Freshman seminar program aims to prepare ninth graders for high school

Anna Arnsberger

The ninth-grade counselor team is piloting a series of seminars this fall to guide students through their freshman year. The weekly meetings cover a number of topics to help facilitate a smooth transition to high school, but have yet to gain traction.

Ninth-grade counselors Ramona Singletary-Robertson and Wanda Flowers have planned workshops for every Wednesday after school until winter break, with a culminating session after break. 

The seminars involve discussions followed by hands-on activities, like reorganizing students’ backpacks. Each week focuses on a different subject, including study habits, how to use Naviance, and the importance of self-advocacy. Along with developing individual skills, the program aims to make students aware of resources available at Wilson.

Singletary-Robertson and Flowers, who were senior counselors last year, are using this program to teach their freshman skills they wish past students had known. 

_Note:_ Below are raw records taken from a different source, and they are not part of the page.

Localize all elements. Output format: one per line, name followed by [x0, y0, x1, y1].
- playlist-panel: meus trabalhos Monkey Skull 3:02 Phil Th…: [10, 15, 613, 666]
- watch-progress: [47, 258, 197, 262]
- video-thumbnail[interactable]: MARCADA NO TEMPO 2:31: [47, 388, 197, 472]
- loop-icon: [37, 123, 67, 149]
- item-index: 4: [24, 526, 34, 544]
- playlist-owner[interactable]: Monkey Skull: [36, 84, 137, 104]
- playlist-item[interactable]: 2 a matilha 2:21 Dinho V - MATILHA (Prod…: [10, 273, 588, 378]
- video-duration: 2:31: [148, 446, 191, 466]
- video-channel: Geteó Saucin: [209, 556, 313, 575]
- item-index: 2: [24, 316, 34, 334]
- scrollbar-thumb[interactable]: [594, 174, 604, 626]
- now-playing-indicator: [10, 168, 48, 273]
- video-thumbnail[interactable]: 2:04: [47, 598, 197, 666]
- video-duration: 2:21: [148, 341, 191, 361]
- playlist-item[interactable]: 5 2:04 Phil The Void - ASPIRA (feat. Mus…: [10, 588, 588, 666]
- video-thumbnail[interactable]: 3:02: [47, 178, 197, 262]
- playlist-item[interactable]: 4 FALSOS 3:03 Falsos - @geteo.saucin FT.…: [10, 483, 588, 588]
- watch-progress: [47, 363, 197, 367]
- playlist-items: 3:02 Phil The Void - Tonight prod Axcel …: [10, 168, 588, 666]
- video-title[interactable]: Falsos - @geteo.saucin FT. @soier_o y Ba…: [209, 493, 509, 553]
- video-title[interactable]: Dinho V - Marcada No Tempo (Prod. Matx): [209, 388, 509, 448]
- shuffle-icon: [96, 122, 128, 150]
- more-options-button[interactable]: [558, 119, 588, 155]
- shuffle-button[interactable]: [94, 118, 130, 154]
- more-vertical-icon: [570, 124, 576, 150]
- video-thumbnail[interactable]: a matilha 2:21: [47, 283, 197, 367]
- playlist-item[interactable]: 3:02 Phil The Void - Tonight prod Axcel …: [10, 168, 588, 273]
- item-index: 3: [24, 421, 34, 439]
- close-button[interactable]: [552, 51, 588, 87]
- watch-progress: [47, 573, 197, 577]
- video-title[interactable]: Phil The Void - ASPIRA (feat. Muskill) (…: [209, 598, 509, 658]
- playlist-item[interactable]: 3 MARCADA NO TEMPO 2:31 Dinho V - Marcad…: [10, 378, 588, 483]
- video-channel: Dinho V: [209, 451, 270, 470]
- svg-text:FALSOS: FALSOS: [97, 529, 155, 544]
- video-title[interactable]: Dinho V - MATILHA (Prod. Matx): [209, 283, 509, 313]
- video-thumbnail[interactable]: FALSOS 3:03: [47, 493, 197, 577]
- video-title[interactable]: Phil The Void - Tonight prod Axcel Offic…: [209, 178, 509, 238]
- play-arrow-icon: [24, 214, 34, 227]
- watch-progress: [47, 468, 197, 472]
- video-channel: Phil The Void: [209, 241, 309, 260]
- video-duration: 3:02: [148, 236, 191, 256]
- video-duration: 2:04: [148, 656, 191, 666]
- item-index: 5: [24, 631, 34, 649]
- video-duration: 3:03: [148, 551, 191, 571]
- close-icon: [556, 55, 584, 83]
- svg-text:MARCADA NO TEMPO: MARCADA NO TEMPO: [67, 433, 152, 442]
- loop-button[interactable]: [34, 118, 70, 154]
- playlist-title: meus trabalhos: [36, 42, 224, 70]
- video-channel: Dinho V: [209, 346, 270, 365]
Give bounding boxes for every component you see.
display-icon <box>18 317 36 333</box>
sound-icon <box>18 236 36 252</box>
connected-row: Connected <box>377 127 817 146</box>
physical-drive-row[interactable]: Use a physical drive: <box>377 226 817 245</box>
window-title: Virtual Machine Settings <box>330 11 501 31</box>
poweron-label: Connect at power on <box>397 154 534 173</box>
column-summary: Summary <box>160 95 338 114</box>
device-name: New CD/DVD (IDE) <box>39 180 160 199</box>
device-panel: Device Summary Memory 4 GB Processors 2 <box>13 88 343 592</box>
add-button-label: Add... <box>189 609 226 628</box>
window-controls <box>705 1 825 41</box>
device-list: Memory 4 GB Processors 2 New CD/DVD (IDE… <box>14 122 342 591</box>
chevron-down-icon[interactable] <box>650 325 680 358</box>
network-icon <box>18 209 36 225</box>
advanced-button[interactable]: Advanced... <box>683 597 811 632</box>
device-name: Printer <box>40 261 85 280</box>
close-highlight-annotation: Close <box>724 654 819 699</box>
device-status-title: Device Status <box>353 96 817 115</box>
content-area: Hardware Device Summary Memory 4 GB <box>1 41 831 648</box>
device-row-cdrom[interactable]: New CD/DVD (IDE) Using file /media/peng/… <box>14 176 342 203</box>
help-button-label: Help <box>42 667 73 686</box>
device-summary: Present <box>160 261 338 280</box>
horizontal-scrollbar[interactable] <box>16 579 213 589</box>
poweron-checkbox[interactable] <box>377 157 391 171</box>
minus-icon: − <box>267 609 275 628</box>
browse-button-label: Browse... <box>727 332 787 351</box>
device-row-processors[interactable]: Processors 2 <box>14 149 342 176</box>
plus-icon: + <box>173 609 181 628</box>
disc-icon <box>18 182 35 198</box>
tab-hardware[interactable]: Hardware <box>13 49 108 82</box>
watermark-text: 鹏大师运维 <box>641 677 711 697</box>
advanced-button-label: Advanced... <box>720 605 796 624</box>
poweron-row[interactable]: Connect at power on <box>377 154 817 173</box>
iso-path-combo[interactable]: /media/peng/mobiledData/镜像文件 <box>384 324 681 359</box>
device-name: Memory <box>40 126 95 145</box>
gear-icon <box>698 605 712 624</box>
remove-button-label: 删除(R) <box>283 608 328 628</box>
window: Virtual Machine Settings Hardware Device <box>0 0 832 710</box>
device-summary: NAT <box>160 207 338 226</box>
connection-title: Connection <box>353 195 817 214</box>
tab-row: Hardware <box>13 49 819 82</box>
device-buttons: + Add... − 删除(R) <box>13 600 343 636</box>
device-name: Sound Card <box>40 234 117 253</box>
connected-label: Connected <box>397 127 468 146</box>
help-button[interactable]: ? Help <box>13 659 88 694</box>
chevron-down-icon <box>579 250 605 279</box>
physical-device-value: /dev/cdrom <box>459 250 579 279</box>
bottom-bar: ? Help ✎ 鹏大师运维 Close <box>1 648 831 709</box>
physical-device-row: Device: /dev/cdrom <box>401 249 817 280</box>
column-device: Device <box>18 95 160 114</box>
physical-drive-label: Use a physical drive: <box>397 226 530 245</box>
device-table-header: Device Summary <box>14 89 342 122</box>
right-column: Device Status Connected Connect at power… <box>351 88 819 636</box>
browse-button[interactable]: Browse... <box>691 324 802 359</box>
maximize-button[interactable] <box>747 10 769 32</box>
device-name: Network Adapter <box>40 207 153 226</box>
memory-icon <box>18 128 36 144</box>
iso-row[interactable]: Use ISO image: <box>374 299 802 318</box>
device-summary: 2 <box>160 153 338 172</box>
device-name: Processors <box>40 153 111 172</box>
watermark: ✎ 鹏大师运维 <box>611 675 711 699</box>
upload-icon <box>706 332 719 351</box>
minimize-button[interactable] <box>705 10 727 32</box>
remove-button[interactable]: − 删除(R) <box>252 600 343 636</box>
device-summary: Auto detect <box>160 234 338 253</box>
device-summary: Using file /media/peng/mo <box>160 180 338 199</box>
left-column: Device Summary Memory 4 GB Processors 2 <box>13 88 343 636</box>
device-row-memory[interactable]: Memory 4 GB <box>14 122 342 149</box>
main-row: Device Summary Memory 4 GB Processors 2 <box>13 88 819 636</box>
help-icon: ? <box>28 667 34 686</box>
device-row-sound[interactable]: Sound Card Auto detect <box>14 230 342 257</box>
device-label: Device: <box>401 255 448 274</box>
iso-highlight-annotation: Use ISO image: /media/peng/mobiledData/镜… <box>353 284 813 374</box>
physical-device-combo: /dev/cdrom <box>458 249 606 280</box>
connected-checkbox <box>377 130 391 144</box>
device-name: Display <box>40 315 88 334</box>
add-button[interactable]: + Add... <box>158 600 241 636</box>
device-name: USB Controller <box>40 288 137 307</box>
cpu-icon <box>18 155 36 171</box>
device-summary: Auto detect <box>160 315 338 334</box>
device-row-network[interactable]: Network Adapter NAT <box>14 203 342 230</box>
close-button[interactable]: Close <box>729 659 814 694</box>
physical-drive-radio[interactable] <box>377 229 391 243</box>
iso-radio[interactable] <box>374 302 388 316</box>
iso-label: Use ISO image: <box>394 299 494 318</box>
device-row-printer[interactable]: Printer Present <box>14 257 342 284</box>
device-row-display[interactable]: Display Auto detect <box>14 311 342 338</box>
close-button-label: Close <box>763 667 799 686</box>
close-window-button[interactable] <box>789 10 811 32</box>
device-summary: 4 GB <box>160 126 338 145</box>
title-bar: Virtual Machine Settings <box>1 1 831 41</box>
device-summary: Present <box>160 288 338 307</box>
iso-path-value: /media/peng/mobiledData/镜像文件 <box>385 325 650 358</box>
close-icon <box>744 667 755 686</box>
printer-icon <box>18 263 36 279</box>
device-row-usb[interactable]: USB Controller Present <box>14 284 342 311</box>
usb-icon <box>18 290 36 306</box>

“We thought about, if… we could do some do-overs, what were some things that we wish we could’ve started from the very beginning with seniors?” Singletary-Robertson said. The counselors decided to put their plan into motion after reflecting on the habits they deemed vital for freshmen’s success.

Other staff members have expressed interest in helping run with the program as well. 

“I have found that in some of the moments where we’ve paused in class, organized, [and] planned for the week, that it’s been helpful for the students,” said health education teacher LeJanika Green. Green hopes the seminars will give freshmen a space outside of the classroom to further their organizational and stress-management skills. 

Despite the excitement the faculty shares for the program, it has had limited participation in its initial sessions. Only one student showed up during the second week, and none attended the first. 

Singletary-Robertson said that many parents are aware of the meetings, and that the two counselors received “numerous emails from parents indicating that their kids couldn’t attend the first.” However, as student interest remains lacking, those affiliated with the program are brainstorming ways to incentivize freshmen to attend future sessions. 

The ninth-grade team still firmly believes in the project’s ability to aid students. Singletary-Robertson believes the meetings are vital, providing students with “a couple more tools in their toolbox of resources or interventions if they feel stuck.” If the program proves to be rewarding, Singletary-Robertson hopes to continue it for sophomore year as well.